I recommend getting glass over stainless steel or plastic because it can go in both the oven and microwave. The set I registered for is Creo’s 4 pc set in Shanghai Red, because I liked the vivid color, plus there’s a pour spout (though it doesn’t always work super well – but it’s easier than not having any pour spout). Right now the largest bowl is holding all our fruit. Whatever your aesthetic, get a set you love – I truly believe it impacts how happy you feel while making food. Also, if the mixing bowls look nice you can use them as serving dishes too!
I would consider my Pyrex 18 pc food storage set to be pretty essential for leftovers, especially since Sean packs his lunch every day. The glass is, of course, microwave safe, but the lids will warp a little if they get too hot.

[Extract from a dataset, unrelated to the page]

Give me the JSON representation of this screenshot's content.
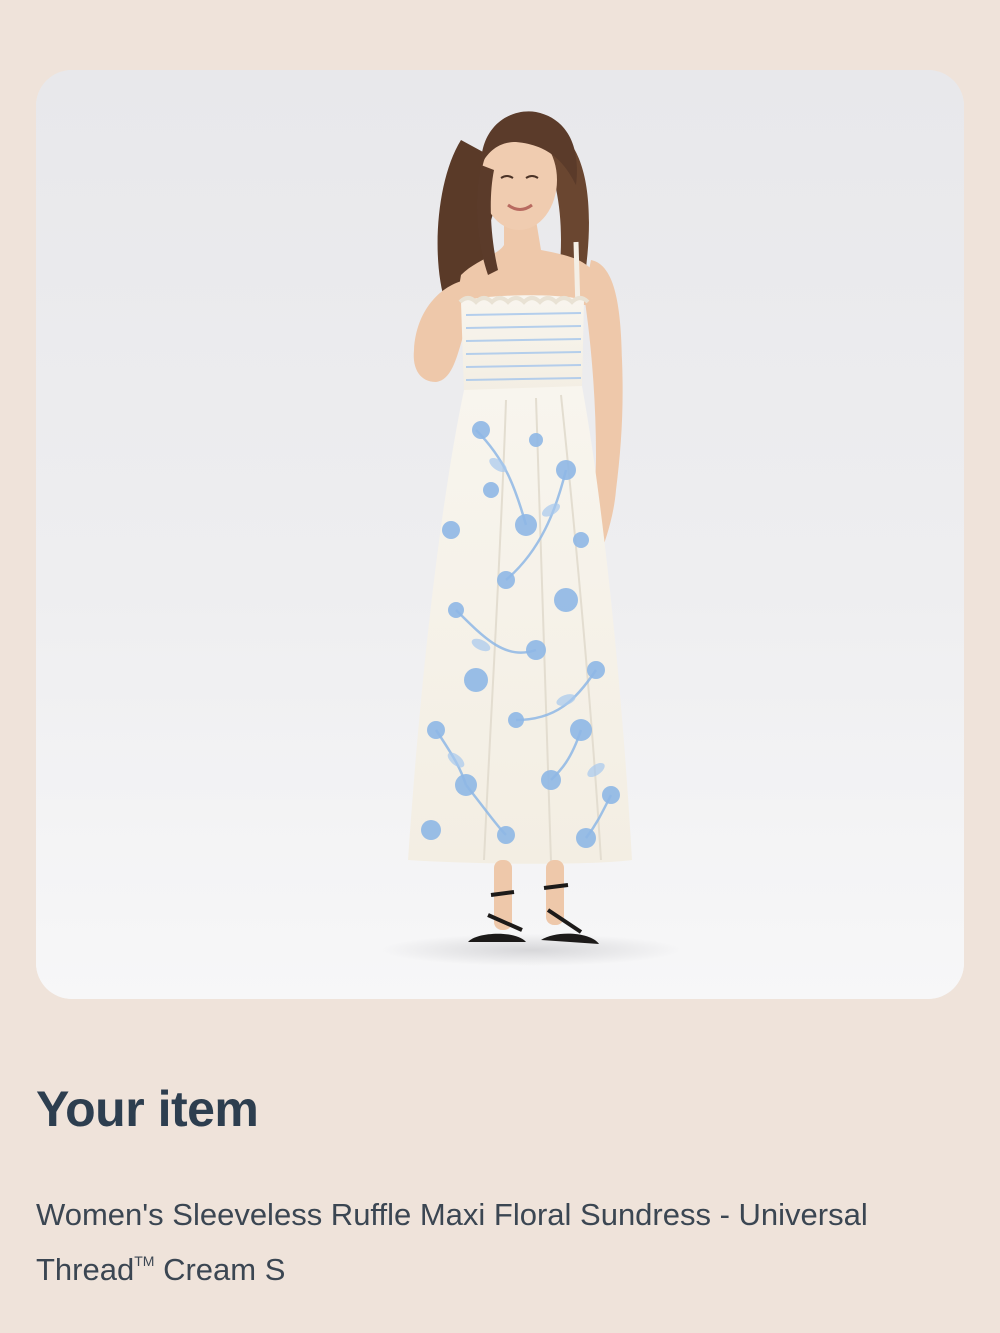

For pantry food storage, I really like the Oxo POP canisters. The 4-quart container can hold a 5lb bag of flour, and I use those for rice, cornmeal, and sugar. I also have some of the smaller containers to hold spaghetti, lentils, powdered sugar, and a 10-grain pancake mix that I buy in the bulk section of WinCo. For labeling, I just use a wet-erase marker.
If you have the space and inclination to get things like flour and rice at Costco, I recommend you swing by Home Depot and get a 5-gal food-safe bucket and a screw-top lid. It’s not the prettiest storage solution, but it also doesn’t cost $30 or more per container.
If nothing else, get a pair of baking sheets. I have two of NordicWare’s Big Sheets, depending on your oven or storage space you might want something smaller. I use these not just for cookies, but also for things like fries and frozen seafood.
For baking pans, I have Pyrex’s Bake n Store 11 pc set, which has so far met all my non-baking-sheet needs. Honestly, I don’t know why I thought I needed to hoard a dozen pie plates before I got married…as much as I love pie, one only needs at most two pie plates. And that’s if you’re obsessed enough with pie to make two at once. Anyway, having a square pan and a rectangular pan with lids is helpful for making things like cornbread or potluck dishes.
Word of warning: do NOT put hot glassware on wet surfaces, or they will shatter!
If you anticipate doing a lot of from-scratch baking, you might also consider a stand mixer. I got a KitchenAid mixer because I anticipate using it weekly to bake cookies like my family did growing up. While I currently do not use it that often for just the two of us, I consider it an investment in the future, especially because there are a zillion attachments that increase the mixer’s versatility, from a meat grinder to a spiralizer to the ice cream maker you got me. <3
Miscellaneous Little Things
Other pieces of kitchen equipment I find helpful:
Waffle maker – Get one unless you are both strictly pancake people. Nothing like making waffles for Saturday breakfasts! Also, cake mix works just as well as waffle batter. 😀
Tongs – I never realized how useful it was to have tongs until I got a pair in a set. It makes serving spaghetti a million times easier.
Round cookie cutters – I got this heavy-duty 11pc set and I love it! The rings are so sturdy, I’ll never have to worry about bending them. I have so far used them for making copycat thin mints and homemade burger patties (which taste a million times better, imo). The next thing I want to try with them are crab cakes (with the help of Gordon Ramsay videos – this one cracks me up).
That’s all I can think of for now. I hope you find this list useful!